Advances in stellar interiors physics and evolution have been made possible by asteroseismology, the study of stars by the observation of their natural, resonant oscillations. In particular, asteroseismology is vastly benefiting the modeling of red-giant stars, whose oscillations hold detailed information on their fundamental parameters (radii, masses, and ages). The advent of NASA’s TESS (launched in 2018) and ESA’s PLATO (scheduled for 2026) space missions promises to raise the yield of oscillating red giants to several hundreds of thousands, an order of magnitude increase over previous missions combined. Therefore, red-giant asteroseismology is bound to have a profound impact on modern astrophysics in the coming decade, notably on the fields of exoplanetary science and Galactic archaeology, which rely on a precise knowledge of stellar fundamental parameters.

Research goals, methods, and innovation
Taking advantage of the unmatched precision on stellar fundamental parameters attainable by asteroseismology (core innovation aspect), I will make use of TESS and PLATO (ultra-precise) photometry of red giants to constrain post-main-sequence planetary system evolution (research line 1; RL1) and enable the time-resolved investigation of Galactic disk chemodynamical features (research line 2; RL2):

RL1. I will conduct an all-sky survey combining asteroseismology and transit photometry to detect and characterize gas-giant planets orbiting red giants. This will allow addressing two key open questions in exoplanetary science, namely: (i) the occurrence of gas-giant planets as a function of stellar mass, metallicity, and evolution; and (ii) the nature of the hot-Jupiter inflation mechanism.

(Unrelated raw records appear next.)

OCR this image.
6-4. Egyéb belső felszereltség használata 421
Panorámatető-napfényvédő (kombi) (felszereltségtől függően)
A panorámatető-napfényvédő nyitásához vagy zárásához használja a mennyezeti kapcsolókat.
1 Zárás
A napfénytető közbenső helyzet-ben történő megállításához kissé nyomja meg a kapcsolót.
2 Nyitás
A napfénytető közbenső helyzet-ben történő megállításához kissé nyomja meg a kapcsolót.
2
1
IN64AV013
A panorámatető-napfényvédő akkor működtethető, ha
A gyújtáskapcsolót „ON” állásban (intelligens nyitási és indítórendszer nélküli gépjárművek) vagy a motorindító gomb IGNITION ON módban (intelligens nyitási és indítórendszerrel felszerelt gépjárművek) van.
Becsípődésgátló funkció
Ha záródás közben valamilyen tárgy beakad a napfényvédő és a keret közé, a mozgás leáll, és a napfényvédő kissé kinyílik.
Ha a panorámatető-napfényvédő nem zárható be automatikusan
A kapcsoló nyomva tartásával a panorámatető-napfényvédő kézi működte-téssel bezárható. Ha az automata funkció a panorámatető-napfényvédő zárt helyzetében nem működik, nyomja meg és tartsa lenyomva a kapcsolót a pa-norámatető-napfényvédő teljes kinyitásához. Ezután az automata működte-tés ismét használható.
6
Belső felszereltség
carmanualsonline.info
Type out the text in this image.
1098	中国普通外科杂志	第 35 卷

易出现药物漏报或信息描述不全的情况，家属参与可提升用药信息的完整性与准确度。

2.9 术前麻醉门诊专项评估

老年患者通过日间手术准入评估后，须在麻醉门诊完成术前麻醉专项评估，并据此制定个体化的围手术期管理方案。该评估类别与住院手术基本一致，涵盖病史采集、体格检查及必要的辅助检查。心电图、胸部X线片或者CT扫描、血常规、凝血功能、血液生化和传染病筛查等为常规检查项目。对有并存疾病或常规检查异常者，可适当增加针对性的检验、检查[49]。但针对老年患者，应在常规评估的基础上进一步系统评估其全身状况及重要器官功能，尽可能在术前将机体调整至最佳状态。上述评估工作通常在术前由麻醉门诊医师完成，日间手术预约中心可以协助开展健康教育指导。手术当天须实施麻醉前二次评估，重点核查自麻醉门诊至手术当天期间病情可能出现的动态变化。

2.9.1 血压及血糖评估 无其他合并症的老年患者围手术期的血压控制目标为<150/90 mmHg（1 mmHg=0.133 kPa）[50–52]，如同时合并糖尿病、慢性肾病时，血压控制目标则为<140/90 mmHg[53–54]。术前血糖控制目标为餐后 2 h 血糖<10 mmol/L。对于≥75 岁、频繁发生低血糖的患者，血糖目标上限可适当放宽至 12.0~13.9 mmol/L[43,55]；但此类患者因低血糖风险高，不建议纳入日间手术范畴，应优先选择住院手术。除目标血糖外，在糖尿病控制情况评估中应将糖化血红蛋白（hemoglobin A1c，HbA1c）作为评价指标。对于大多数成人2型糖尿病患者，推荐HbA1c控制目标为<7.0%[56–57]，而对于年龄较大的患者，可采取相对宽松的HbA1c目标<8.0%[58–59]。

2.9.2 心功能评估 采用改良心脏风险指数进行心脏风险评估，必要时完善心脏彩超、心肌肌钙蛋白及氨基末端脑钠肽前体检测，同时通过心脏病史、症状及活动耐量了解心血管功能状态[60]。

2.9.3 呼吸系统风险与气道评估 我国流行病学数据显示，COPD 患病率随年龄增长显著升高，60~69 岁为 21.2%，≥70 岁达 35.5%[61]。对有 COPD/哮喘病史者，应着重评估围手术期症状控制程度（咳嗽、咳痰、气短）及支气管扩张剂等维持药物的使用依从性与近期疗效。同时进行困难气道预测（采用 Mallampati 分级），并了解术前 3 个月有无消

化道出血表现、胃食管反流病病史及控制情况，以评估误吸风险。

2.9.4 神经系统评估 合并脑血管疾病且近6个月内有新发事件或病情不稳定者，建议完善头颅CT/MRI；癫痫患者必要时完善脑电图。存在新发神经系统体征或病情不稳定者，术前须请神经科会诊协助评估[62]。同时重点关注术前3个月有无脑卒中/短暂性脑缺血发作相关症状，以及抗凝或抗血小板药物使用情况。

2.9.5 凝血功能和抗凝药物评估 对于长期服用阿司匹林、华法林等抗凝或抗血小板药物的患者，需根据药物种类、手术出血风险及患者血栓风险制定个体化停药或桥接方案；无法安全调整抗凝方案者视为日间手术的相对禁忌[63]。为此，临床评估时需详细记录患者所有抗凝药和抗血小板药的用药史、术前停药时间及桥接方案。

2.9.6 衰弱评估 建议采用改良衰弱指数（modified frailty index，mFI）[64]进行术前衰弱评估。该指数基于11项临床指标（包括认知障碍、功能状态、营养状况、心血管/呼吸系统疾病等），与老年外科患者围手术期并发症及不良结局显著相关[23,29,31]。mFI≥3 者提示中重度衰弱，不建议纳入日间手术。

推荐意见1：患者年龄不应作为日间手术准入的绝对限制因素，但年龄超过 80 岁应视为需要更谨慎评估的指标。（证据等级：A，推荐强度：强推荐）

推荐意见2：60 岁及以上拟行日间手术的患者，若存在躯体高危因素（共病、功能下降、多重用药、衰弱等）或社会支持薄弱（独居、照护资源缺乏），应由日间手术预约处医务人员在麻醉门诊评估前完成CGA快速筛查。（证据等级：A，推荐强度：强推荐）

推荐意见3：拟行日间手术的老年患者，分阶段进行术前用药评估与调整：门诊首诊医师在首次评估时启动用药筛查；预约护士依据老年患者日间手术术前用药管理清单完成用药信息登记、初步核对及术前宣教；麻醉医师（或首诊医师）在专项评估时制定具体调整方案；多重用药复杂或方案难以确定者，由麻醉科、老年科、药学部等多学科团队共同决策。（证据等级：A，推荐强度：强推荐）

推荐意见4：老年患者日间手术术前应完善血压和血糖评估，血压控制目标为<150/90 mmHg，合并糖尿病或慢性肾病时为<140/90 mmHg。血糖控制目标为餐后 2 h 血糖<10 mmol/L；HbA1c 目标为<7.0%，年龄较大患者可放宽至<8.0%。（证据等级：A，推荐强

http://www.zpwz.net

RL2. I will combine seismic ages, astrometry and kinematics from ESA’s Gaia mission, and chemical abundances from the APOGEE survey, on a large sample of red giants, to produce the first all-sky, high-resolution chrono-chemo-kinematic map of the Milky Way disk. This will allow addressing two key open questions in Galactic archaeology, namely: (i) the origin of the two chemically distinct disk populations; and (ii) the efficiency of radial migration across the disk.

Impact and timeliness
This project will not only impact our knowledge of the life cycle of planetary systems (RL1), but also advance our understanding of the assembly history of the Galaxy (RL2), taking us beyond the state of the art. TESS and PLATO are the only missions that will provide seismic constraints on red giants in the coming decade. My scientific leadership within both consortia thus puts me in an ideal position to coordinate this effort internationally.

Societal dimension
Finally, I will develop an educational program in collaboration with the Portuguese Language — Office of Astronomy for Development (PLOAD). The program will consist of a series of webinars targeting school-aged children in Portuguese-speaking African countries, enabling dissemination of the project’s research output.